I was cleaning out my drafts and found this, written 8th December 2013. I feel like it might give some insight to someone currently against it and/or battling it, so I’m keeping it. I’m also keeping it because I feel like it’s not a completely horrible post that was doing me a favor staying in the drafts. c:
Baptism is “a public declaration of faith”. Many pastors and churches will not baptize others privately because of this.
In 2008 I was preparing to be baptized at Fellowship Church simply so that I could volunteer there. Isn’t that contradictory? To have merely wanted to get baptized so I could volunteer at a church and become a “real” member? They required members to be baptized because they’d had a situation in the past where someone committed fraud.

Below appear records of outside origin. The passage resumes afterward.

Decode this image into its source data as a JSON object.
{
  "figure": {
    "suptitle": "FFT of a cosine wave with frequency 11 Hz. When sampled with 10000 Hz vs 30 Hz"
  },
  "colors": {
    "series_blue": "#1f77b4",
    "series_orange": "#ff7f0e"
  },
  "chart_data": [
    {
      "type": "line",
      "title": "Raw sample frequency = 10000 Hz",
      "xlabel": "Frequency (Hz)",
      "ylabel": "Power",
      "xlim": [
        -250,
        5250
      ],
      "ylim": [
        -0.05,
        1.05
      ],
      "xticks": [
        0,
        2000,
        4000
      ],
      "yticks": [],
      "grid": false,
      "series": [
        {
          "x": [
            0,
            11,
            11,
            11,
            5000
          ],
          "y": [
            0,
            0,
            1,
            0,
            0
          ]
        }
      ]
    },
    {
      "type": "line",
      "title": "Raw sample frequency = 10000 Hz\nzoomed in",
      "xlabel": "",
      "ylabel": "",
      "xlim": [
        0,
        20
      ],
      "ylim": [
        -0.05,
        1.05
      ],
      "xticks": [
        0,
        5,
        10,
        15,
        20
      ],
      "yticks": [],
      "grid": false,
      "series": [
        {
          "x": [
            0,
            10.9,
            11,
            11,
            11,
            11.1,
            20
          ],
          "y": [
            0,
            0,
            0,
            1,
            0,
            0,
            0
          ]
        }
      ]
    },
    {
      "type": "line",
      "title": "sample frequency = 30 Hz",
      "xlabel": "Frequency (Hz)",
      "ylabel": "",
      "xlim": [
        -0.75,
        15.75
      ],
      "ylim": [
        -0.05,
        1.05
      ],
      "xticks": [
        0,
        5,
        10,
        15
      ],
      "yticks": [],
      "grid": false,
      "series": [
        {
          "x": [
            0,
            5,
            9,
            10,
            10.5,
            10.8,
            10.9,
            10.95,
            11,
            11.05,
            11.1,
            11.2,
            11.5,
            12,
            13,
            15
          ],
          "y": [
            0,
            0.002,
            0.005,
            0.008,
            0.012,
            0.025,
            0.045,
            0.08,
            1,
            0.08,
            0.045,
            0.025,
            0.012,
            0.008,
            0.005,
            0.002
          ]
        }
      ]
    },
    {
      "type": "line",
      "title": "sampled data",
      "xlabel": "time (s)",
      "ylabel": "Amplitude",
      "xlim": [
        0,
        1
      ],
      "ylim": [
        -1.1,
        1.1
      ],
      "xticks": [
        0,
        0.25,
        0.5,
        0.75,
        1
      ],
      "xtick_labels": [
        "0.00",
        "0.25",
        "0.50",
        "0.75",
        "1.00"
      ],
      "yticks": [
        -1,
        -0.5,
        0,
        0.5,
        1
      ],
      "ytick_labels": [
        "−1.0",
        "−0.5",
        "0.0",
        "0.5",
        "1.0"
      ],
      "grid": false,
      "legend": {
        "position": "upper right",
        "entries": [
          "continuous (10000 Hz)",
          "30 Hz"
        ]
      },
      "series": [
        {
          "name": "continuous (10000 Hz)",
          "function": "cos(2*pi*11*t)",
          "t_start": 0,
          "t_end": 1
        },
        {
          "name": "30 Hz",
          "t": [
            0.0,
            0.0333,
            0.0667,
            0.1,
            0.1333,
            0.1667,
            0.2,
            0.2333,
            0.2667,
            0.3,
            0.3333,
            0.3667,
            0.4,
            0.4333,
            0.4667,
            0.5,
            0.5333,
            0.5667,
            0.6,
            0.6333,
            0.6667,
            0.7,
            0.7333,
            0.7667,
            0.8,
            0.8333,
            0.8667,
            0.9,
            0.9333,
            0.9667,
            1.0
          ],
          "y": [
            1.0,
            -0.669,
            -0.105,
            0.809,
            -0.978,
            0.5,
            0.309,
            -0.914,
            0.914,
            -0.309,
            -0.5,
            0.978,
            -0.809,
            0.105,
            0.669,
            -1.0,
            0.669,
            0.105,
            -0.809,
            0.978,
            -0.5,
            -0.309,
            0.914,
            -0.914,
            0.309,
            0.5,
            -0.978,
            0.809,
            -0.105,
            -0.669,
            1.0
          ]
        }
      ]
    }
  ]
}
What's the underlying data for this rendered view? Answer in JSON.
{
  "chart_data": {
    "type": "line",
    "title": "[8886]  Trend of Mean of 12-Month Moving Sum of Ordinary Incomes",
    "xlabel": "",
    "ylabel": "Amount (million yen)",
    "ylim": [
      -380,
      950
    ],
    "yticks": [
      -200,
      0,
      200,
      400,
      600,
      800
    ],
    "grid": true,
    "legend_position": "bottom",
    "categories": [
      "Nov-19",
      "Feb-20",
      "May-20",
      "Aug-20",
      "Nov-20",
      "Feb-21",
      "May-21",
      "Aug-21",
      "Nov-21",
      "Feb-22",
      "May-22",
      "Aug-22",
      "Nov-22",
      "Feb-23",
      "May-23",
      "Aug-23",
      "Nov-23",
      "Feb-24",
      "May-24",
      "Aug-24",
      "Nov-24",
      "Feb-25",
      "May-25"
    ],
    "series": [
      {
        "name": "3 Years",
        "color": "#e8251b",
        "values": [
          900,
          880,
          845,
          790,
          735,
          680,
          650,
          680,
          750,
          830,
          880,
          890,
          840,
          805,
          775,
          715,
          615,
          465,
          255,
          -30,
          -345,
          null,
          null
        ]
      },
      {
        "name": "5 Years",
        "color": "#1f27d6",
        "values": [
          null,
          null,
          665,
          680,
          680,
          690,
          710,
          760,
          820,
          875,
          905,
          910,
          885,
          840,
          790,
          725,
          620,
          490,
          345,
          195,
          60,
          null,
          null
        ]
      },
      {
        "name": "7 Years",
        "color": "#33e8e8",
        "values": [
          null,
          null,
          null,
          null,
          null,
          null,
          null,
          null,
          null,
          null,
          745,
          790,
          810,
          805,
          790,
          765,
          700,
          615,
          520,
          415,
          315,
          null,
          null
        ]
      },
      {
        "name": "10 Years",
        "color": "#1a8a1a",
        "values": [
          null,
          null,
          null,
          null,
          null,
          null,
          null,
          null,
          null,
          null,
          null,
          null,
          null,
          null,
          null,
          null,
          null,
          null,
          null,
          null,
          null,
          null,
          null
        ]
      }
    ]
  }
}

But really, even con artists could get baptized and make it seem genuine, you know?
I found it so odd. I was being pressured to go before 50 or one hundred people and counting since there was the possibility of them using it for a video later on. I felt pressured, because there was no way to avoid going before the audience and making my way outside to be baptized and instead do it privately. Because it’s a “public declaration”, and such should “never be private”.
I was asked questions about wanting to have a private thing — which eventually made me feel like I was being judged.
- Don’t you want to do what the Bible tells you to do?
- Don’t you think you’re being selfish?
- Why wouldn’t you want it public? For all to see?
Really, my answers are in the questions themselves:
- This question is judgmental, which is the exact opposite of what it tells us, no?
- I would rather be comfortable than be in an uncomfortable setting where I wouldn’t normally put myself in.
- Such a personal thing doesn’t need to be public; I’m not putting on a show, and I don’t need everyone else’s approval.
Easter weekend, I went to visit Mimi. The discussion regarding my baptism was brought up (I don’t remember how I brought it up), and she suggested getting baptized there.
I ended up doing just that. It was a private thing, in a small town, with no movie cameras or anything that made me feel like I was pressured to go through with it. It was so easy, and because it smaller, it felt more personal. The next time I went back, I received a bible with my name engraved in the bottom right hand corner. And the person still remembers me, and I didn’t feel like I was just another one of the hundreds of people ____ baptized. I wasn’t just another face. Or a name. Or anything that someone did to maybe fill their personal quota in their lifetime. I was a person with a name attached to a face that he would remember (and still remembers). And it was a personal thing I did for myself instead of for a church that wanted me to.